– Все точно в порядке?
– Да! – весело отвечает Дима, но я могу поспорить, что и его честность сейчас на минимуме. – Расскажи еще о Воронеже. У тебя были там любимые места? Как тебе вообще город? Лучше, чем наш?
– Город как город. Неплохой, но я всегда знала, что не останусь там навсегда.
– Правда? Почему?
– Не знаю. Просто не чувствовала себя там как дома.
– А здесь?
– А здесь… – Я с улыбкой смотрю на темнеющую воду Дона, в которой отражается закат. – Все иначе. Здесь все родное.
Дима тоже смотрит на реку, и я вижу сейчас не порочного принца и не парня-очаровашку, а человека, который всеми силами пытается скрыть что-то. Я всегда считала его солнышком, ярким и лучистым, но это не значит, что он не знал бед и проблем. Отец Димы умер, когда тот был совсем маленьким, и вот мама вышла замуж, создав новую семью, в которой он не может найти себе места, лучший друг превратился в заносчивую задницу, распалась команда по баскетболу, которая, насколько я могу судить по его рассказам, была не менее важна, чем семья, а еще эта жуткая трагедия с одним из участников. Вряд ли все это не оставило следов и шрамов.
Грусть легким холодком обступает нас, и я приподнимаюсь, чтобы подвинуть стул ближе к Диме.
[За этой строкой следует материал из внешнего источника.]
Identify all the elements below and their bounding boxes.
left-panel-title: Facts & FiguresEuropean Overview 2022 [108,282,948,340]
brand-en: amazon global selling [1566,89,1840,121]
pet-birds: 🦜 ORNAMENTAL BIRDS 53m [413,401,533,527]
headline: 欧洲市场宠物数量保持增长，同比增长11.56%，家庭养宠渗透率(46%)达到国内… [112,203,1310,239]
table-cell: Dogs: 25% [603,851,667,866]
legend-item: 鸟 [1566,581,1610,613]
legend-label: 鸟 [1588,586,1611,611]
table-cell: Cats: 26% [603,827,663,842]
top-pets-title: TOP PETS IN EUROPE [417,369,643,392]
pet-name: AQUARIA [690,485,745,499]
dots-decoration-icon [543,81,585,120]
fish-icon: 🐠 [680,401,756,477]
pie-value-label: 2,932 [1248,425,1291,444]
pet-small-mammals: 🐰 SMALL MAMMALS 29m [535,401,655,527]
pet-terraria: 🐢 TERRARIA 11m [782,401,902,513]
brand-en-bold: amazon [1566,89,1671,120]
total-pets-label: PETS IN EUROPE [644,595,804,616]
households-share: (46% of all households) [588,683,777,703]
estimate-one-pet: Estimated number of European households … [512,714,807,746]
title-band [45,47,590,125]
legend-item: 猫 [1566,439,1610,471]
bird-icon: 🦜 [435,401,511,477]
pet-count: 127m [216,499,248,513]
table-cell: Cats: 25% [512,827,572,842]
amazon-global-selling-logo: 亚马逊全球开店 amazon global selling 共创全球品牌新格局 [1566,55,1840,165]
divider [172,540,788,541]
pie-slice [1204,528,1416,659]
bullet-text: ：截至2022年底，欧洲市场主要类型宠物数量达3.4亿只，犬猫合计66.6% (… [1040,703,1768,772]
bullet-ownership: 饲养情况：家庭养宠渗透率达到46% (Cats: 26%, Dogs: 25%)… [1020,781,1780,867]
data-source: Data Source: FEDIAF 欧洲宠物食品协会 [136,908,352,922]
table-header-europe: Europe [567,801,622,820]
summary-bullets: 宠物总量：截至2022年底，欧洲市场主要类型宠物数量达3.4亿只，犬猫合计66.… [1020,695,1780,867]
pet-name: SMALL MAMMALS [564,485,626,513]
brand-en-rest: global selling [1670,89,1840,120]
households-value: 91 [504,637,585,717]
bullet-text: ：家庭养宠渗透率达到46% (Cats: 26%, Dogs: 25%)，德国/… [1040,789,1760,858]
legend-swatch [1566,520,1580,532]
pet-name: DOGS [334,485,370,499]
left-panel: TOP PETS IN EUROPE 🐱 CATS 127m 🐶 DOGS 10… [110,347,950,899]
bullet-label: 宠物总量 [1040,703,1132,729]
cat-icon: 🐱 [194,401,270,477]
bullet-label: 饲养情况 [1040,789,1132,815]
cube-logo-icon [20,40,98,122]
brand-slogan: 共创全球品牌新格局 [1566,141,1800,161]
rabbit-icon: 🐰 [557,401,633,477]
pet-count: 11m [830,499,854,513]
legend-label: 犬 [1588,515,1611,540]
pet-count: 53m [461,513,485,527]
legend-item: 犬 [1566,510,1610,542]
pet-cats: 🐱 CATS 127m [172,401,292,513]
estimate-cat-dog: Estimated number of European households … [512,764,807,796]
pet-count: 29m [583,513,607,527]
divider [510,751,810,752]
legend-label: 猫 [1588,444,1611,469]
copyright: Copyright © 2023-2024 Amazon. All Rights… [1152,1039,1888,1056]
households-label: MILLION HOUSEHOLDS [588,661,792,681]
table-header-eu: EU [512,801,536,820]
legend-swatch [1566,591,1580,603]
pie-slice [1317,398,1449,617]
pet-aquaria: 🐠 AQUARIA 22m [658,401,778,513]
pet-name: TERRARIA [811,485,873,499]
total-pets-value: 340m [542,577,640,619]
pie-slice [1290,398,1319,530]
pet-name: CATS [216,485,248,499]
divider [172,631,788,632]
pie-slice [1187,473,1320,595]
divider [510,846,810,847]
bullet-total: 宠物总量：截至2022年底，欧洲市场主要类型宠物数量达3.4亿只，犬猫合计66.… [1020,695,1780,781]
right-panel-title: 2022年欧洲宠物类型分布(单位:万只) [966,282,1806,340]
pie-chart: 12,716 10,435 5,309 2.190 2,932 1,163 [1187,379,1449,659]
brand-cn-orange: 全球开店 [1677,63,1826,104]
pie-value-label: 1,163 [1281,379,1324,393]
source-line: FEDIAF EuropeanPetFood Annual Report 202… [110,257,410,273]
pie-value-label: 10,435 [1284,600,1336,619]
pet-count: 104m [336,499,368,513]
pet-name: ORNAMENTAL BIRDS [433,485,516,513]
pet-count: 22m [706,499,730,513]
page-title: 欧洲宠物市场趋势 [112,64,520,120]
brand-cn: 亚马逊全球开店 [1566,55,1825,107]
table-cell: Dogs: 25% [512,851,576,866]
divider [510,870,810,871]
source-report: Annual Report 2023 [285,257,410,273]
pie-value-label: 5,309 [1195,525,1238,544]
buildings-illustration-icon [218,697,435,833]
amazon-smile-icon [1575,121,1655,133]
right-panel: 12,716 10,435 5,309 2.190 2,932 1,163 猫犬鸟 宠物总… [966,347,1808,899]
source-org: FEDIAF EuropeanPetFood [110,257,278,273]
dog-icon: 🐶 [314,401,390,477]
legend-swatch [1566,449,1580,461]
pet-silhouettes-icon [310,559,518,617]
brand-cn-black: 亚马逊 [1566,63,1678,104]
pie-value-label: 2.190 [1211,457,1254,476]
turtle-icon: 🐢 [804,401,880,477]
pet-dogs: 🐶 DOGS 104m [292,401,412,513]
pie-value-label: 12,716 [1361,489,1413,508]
Хватаю край одеяла и набрасываю его на застывшие в напряжении плечи.
– Спасибо, – тихо произносит он.
– Ты ведь специально взял один плед, да? – Я подозрительно прищуриваюсь, и уголок губ Димы медленно приподнимается.
– Ты меня раскусила.
Солнце клонится все ниже, цвета на небе становятся ярче, погружая берег реки в таинственную дымку с розово-золотым отливом. Дима вслепую находит мою ладонь и легонько сжимает ее в своих теплых руках.
– Пальцы ледяные, – говорит он.
– Досмотрим закат и поедем, – отвечаю я.
– Ты больше любишь закаты или рассветы?
– Я не буду отвечать на такие компрометирующие вопросы.
– Хорошо. Зима или лето?
– Все еще слишком сложно, – хихикаю я.
– Море или горы?
– Вот здесь легко. Море, конечно.
Дима чуть крепче стискивает мою ладонь и поворачивает голову. Его взгляд опускается к моим губам, и я застываю, скованная внезапной паникой.
– Черный или белый? – задает он следующий вопрос.
– Желтый, – тихо произношу я, потому что мне все еще не хватает воздуха.
– Розы и лилии?
– Сирень. Ирисы, ромашки, пионы.
Дима поглаживает костяшки моих пальцев и вдруг выпускает мою руку из своих:
– Думаю, нам пора собираться.
– Да. Я помогу тебе сложить реквизит.
Относим вещи в багажник, и я замечаю белую упаковочную бумагу в дальнем углу, а затем и плотные бутоны красных роз.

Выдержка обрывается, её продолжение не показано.